Foods to avoid for GERD
1. Fried and fatty food
Greasy and fried foods are generally harder to digest and thus, slow down the stomach from emptying itself. If you are suffering from GERD, you may want to avoid red meat, onion rings, fried chicken, among other fried foods.
2. Spicy food
Spicy foods like chili powder and peppers can aggravate symptoms like burning and irritation. Plan your meals ahead of time according to your spice tolerance.
3. Alcoholic, carbonated, or caffeinated beverages
Sodas, coffee, tea, and alcohol can promote your symptoms of GERD. Only consume beverages that you can tolerate.
4. Chocolate
Consuming chocolate increases the acid exposure time, which aggravates your symptoms. Chocolate also contains fat, caffeine, and cocoa, and these are not suitable for GERD patients.
5. Processed food
Processed food like chicken nuggets, sausages, wafers, etc., contain salts and preservatives that trigger your symptoms.
6. Citrus fruits
Citrus foods like lemons, oranges, grapefruit, etc., trigger your symptoms. Avoid drinking citrus juices too.
7. Dairy products
Avoid consuming dairy products like milk, sour cream, ice cream, etc., as they tend to aggravate your symptoms. If you really want to drink a glass of milk, opt for soy milk instead of cow’s milk.

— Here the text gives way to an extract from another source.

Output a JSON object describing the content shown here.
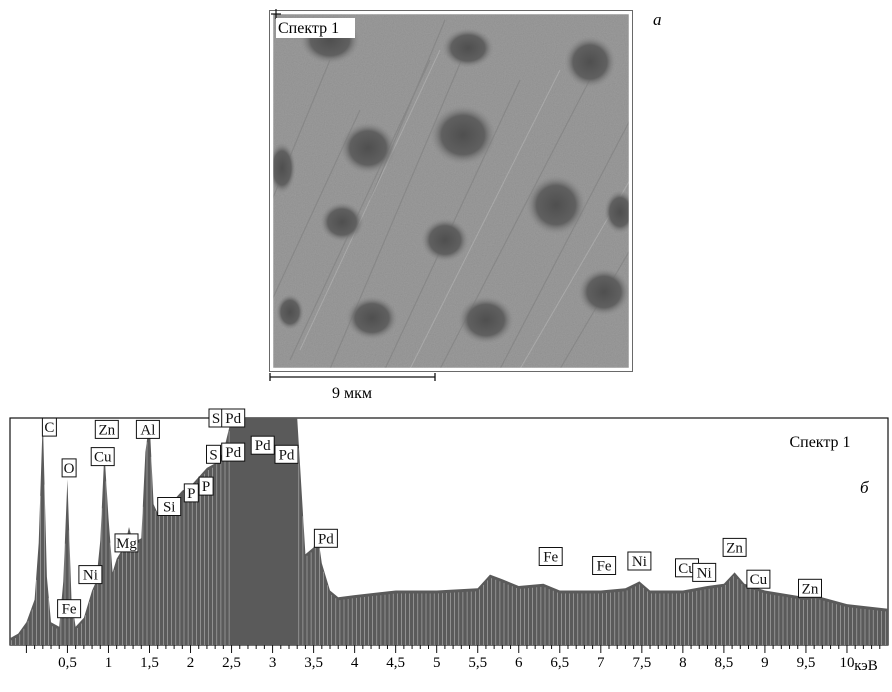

Foods to add to your diet for GERD
1. Fruits (Non-citrus)
Non-citrus fruits like bananas, apples, and pears are natural antacids and help calm your symptoms.
2. Ginger
Ginger serves as a natural remedy for heartburn due to the presence of anti-inflammatory properties. Grate some ginger or use it in a smoothie, this will help relax your triggers.
3. Lean meat
Lean meats like chicken, turkey, and fish are great sources of vitamins and minerals. For a GERD diet, either grill, bake or poach your meat.
4. Honey
Honey is a natural sweetener and a great aid to acid refluxes. You can add it to light teas, oatmeal, or smoothies to calm your symptoms down.
5. Vegetables
Vegetables like potatoes, broccoli, cauliflowers, etc., are low in sugar and fat. They alleviate your symptoms of GERD.
6. Egg whites
Egg whites make a healthy breakfast item. However, egg yolks can trigger your symptoms as it is high in fats.
7. Oatmeal
Oatmeal is a great source of fiber, which is directly linked to a lower risk of acid reflux. You could throw in some bananas, soy milk or seeds to make it extra healthy.
8. Nuts and seeds
High in good fats and antioxidants, seeds and nuts like sunflower, flaxseed, walnuts, etc., help alleviate your symptoms of GERD.